А шнур перемета снова жег холодом руки. Когда подбивал встречный ветер, шнур резал ладонь. И ты снова и снова слышал далекие, тупые толчки в глубине, заранее угадывал, где сейчас расплывется по тяжелой октябрьской волне медленный, мелкий круг от щучьего хвоста, снова выводил лодку, одной рукой поднимал ружье — и еще одна зеленая рыбина с оранжевыми разводами по бокам вытягивалась у твоих ног…

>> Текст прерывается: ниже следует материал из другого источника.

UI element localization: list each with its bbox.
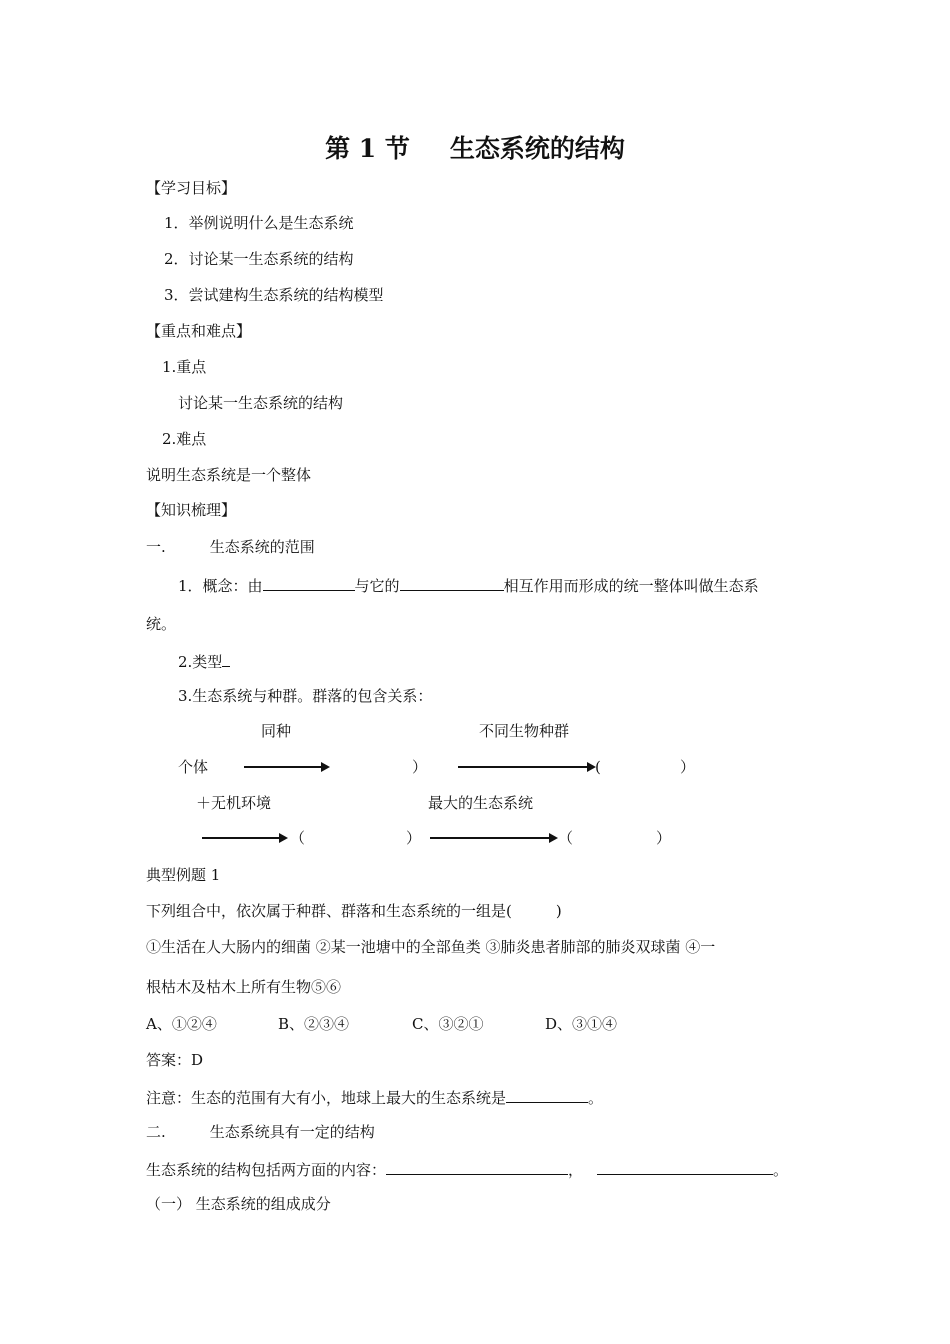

С озера я приезжал мокрый. С трудом стягивал с себя высокие сапоги, сбрасывал ватник, раздевался совсем. Ледяными ногами искал голенища валенок, горячих от печи, забирался на печь, курил и ждал, когда холодная боль в руках и ногах после озера пройдет.
Когда старик был дома, он встречал меня с воды и протягивал горячую кружку. Кипяток, наверное, жег губы, горло, но ты не чувствовал этой горячей боли, как не чувствует тело, распаренное в бане, снега и ледяной воды.
А к вечеру над низким бортом долбленки снова подпрыгивала ледовитая волна, норовя перескочить через борт, обдать тебя, щук, ружье. Когда к ночи на озеро ложилась морозная, фиолетовая тишина, лодка возвращалась домой уже через хрусткие густые льдинки. Сезон заканчивался. Пора было убирать снасти, чтобы ночной мороз не укрыл перемет льдом и не оставил его в озере до самой весны.
Снег глубоко закидал лесные дороги. Из тайги мы выходили трудно, оставив в своем рыбацком доме рыбу и вещи. Когда мороз через густой снег пробился к болотам, на лошадях я вывез рыбу и снасть, рассчитался с сельпо, простился со стариком и ушел в город.
В городе я получил разрешение на отстрел лосей и снова собирался в тайгу. Но сборы тянул. Я жил у древней старушки, слушал ее песни и сказки, пил чай из большого медного самовара старой тульской работы. Мне было тепло и просто здесь, в крепком уютном доме, и, наверное, поэтому пока не хотелось никуда уходить.
По вечерам я шел в городскую столовую и долго сидел за кружкой хорошего ячменного пива.
Я любил этот городок, небольшой, северный, ладный и простой. Любил эту столовую, куда можно было прийти с собакой, где никто никуда особенно не торопился, никто не спорил, не ругался, где весь вечер можно было смотреть на самых разных людей, заходивших спросить тарелку кислых щей, отварную картошку с мясом и сто пятьдесят граммов российской водки перед долгой дорогой по позднему северному тракту.